3. Computation of Profit/Loss attributable to Ordinary Equity holders:

• Profit/Loss After Tax – Dividend on Preference Shares + Any difference arising on settlement of Preference Shares

Note: Only Preference Shares which are classified as Equity will be considered for this purpose.

An Entity is required to classify Preference Shares either as Equity or Financial Liability. In case of former the preference dividend will be adjusted from equity whereas latter will be treated as a Finance Cost in arriving at Profit/Loss after tax.

For Simplification:

1. Preference Shares classified as equity: Profit/Loss After Tax – Dividend on Preference Shares

2. Preference Shares classified as Financial Liability: Treated similar to other Interest Expense like Interest on Bank Loan or Interest on Debentures etc.

• Dividend on Non-cumulative Preference Shares needs to be deducted only if declared by the entity.
• Dividend on Cumulative Preference Shares needs to be deducted irrespective of its Declaration i.e. whether declared or not.
• Any Issue Discount or Issue Premium needs to be amortized as Preference Dividend irrespective of the fact that the same had been debited or credited to Securities Premium Account.
• Premium on Redemption or Repurchase of Preference Shares is to be deducted (Any difference arising on settlement of Preference Shares) in calculating of Profit/Loss attributable to Ordinary Equity holders.

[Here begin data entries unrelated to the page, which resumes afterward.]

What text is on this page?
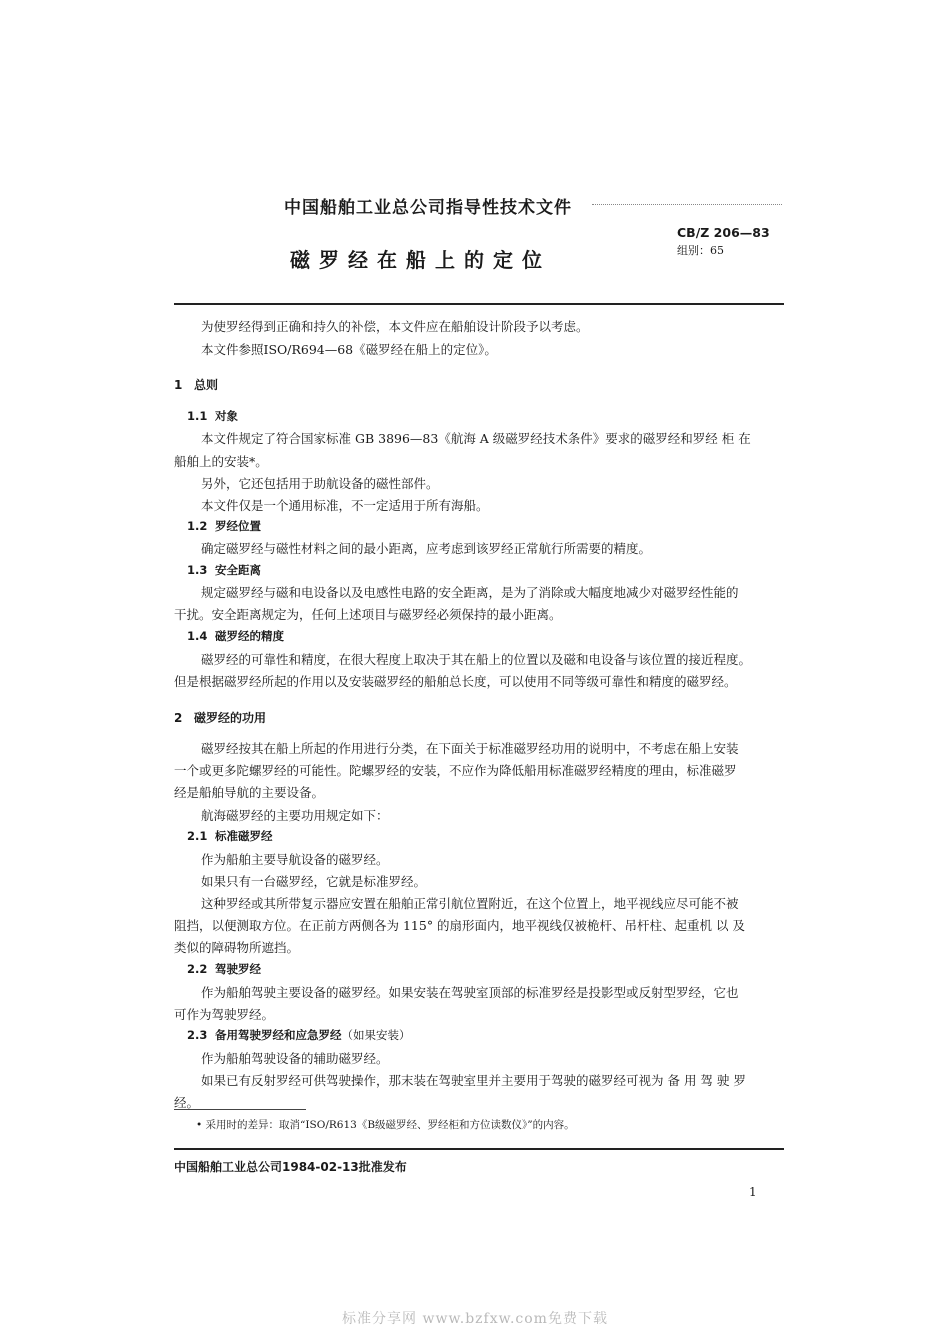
中国船舶工业总公司指导性技术文件
CB/Z 206—83
组别：65
磁罗经在船上的定位
为使罗经得到正确和持久的补偿，本文件应在船舶设计阶段予以考虑。
本文件参照ISO/R694—68《磁罗经在船上的定位》。
1 总则
1.1 对象
本文件规定了符合国家标准 GB 3896—83《航海 A 级磁罗经技术条件》要求的磁罗经和罗经 柜 在
船舶上的安装*。
另外，它还包括用于助航设备的磁性部件。
本文件仅是一个通用标准，不一定适用于所有海船。
1.2 罗经位置
确定磁罗经与磁性材料之间的最小距离，应考虑到该罗经正常航行所需要的精度。
1.3 安全距离
规定磁罗经与磁和电设备以及电感性电路的安全距离，是为了消除或大幅度地减少对磁罗经性能的
干扰。安全距离规定为，任何上述项目与磁罗经必须保持的最小距离。
1.4 磁罗经的精度
磁罗经的可靠性和精度，在很大程度上取决于其在船上的位置以及磁和电设备与该位置的接近程度。
但是根据磁罗经所起的作用以及安装磁罗经的船舶总长度，可以使用不同等级可靠性和精度的磁罗经。
2 磁罗经的功用
磁罗经按其在船上所起的作用进行分类，在下面关于标准磁罗经功用的说明中，不考虑在船上安装
一个或更多陀螺罗经的可能性。陀螺罗经的安装，不应作为降低船用标准磁罗经精度的理由，标准磁罗
经是船舶导航的主要设备。
航海磁罗经的主要功用规定如下：
2.1 标准磁罗经
作为船舶主要导航设备的磁罗经。
如果只有一台磁罗经，它就是标准罗经。
这种罗经或其所带复示器应安置在船舶正常引航位置附近，在这个位置上，地平视线应尽可能不被
阻挡，以便测取方位。在正前方两侧各为 115° 的扇形面内，地平视线仅被桅杆、吊杆柱、起重机 以 及
类似的障碍物所遮挡。
2.2 驾驶罗经
作为船舶驾驶主要设备的磁罗经。如果安装在驾驶室顶部的标准罗经是投影型或反射型罗经，它也
可作为驾驶罗经。
2.3 备用驾驶罗经和应急罗经（如果安装）
作为船舶驾驶设备的辅助磁罗经。
如果已有反射罗经可供驾驶操作，那末装在驾驶室里并主要用于驾驶的磁罗经可视为 备 用 驾 驶 罗
经。
• 采用时的差异：取消“ISO/R613《B级磁罗经、罗经柜和方位读数仪》”的内容。
中国船舶工业总公司1984-02-13批准发布
1
标准分享网 www.bzfxw.com免费下载
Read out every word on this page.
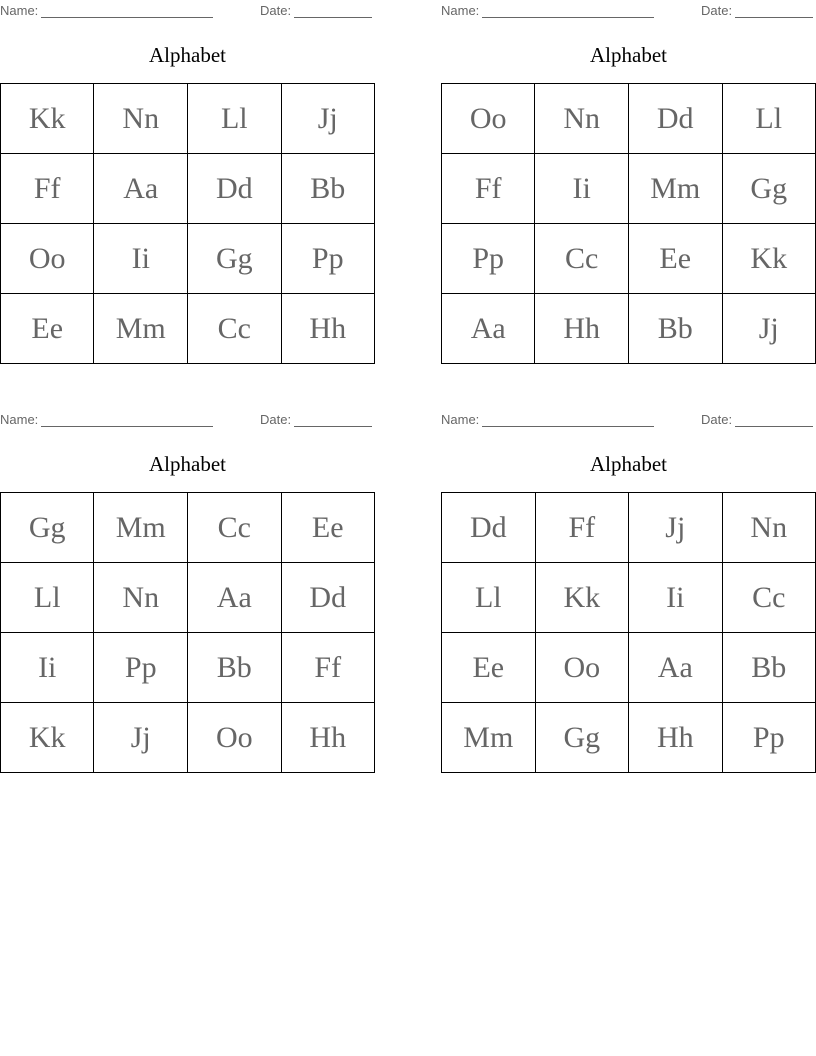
Name:	Date:
Alphabet
Kk	Nn	Ll	Jj
Ff	Aa	Dd	Bb
Oo	Ii	Gg	Pp
Ee	Mm	Cc	Hh
Name:	Date:
Alphabet
Oo	Nn	Dd	Ll
Ff	Ii	Mm	Gg
Pp	Cc	Ee	Kk
Aa	Hh	Bb	Jj
Name:	Date:
Alphabet
Gg	Mm	Cc	Ee
Ll	Nn	Aa	Dd
Ii	Pp	Bb	Ff
Kk	Jj	Oo	Hh
Name:	Date:
Alphabet
Dd	Ff	Jj	Nn
Ll	Kk	Ii	Cc
Ee	Oo	Aa	Bb
Mm	Gg	Hh	Pp
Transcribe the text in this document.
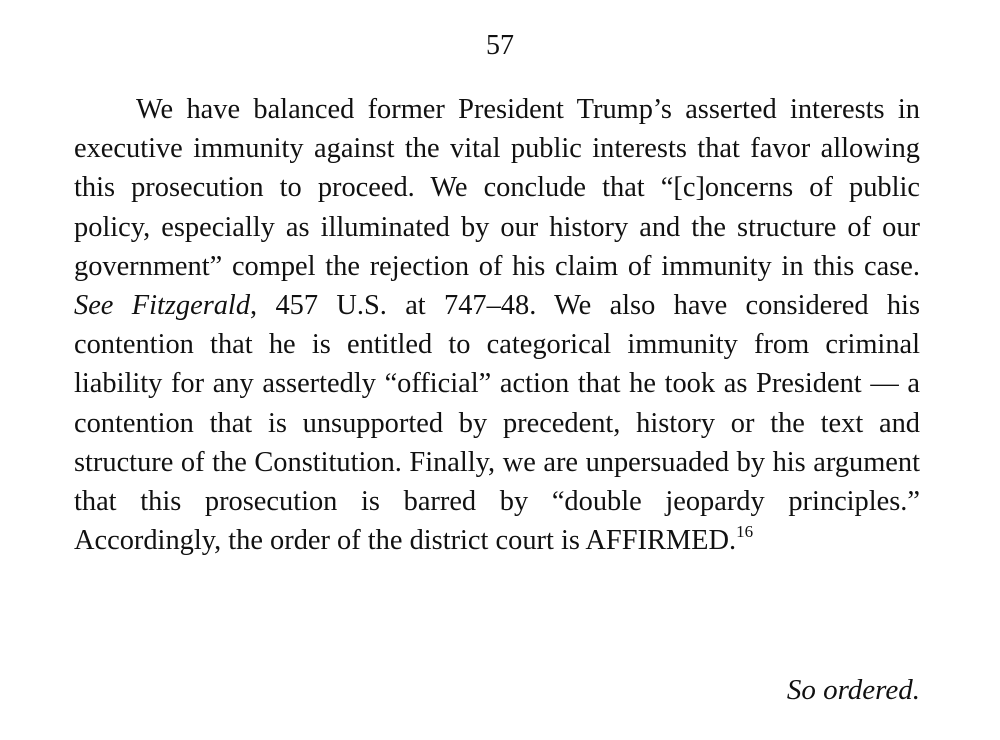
57

We have balanced former President Trump’s asserted interests in executive immunity against the vital public interests that favor allowing this prosecution to proceed. We conclude that “[c]oncerns of public policy, especially as illuminated by our history and the structure of our government” compel the rejection of his claim of immunity in this case. See Fitzgerald, 457 U.S. at 747–48. We also have considered his contention that he is entitled to categorical immunity from criminal liability for any assertedly “official” action that he took as President — a contention that is unsupported by precedent, history or the text and structure of the Constitution. Finally, we are unpersuaded by his argument that this prosecution is barred by “double jeopardy principles.” Accordingly, the order of the district court is AFFIRMED.$^{16}$

So ordered.
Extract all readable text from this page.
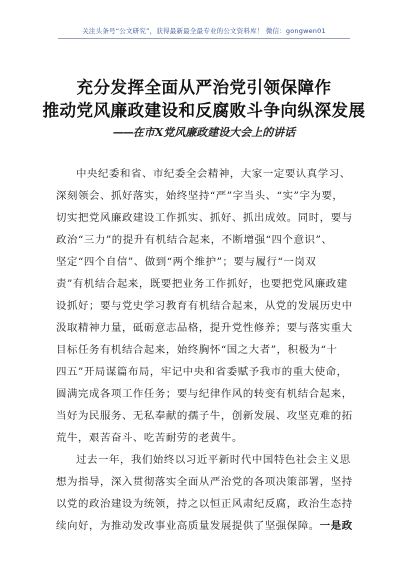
关注头条号“公文研究”，获得最新最全最专业的公文资料库！ 微信：gongwen01
充分发挥全面从严治党引领保障作
推动党风廉政建设和反腐败斗争向纵深发展
——在市X党风廉政建设大会上的讲话
中央纪委和省、市纪委全会精神，大家一定要认真学习、
深刻领会、抓好落实，始终坚持“严”字当头、“实”字为要，
切实把党风廉政建设工作抓实、抓好、抓出成效。同时，要与
政治“三力”的提升有机结合起来，不断增强“四个意识”、
坚定“四个自信”、做到“两个维护”；要与履行“一岗双
责”有机结合起来，既要把业务工作抓好，也要把党风廉政建
设抓好；要与党史学习教育有机结合起来，从党的发展历史中
汲取精神力量，砥砺意志品格，提升党性修养；要与落实重大
目标任务有机结合起来，始终胸怀“国之大者”，积极为“十
四五”开局谋篇布局，牢记中央和省委赋予我市的重大使命，
圆满完成各项工作任务；要与纪律作风的转变有机结合起来，
当好为民服务、无私奉献的孺子牛，创新发展、攻坚克难的拓
荒牛，艰苦奋斗、吃苦耐劳的老黄牛。
过去一年，我们始终以习近平新时代中国特色社会主义思
想为指导，深入贯彻落实全面从严治党的各项决策部署，坚持
以党的政治建设为统领，持之以恒正风肃纪反腐，政治生态持
续向好，为推动发改事业高质量发展提供了坚强保障。一是政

4. Computation of weighted average number of equity shares outstanding during the period

 Ordinary Shares outstanding at the Beginning xxxx Less:  Ordinary Shares bought back * Time weighting Factor (xxxx) Add : Ordinary Shares issued * Time weighting Factor xxxx Ordinary Shares outstanding during the period xxxx

Note: Time weighting Factor: Number of Days shares are outstanding/Total number of days in the period.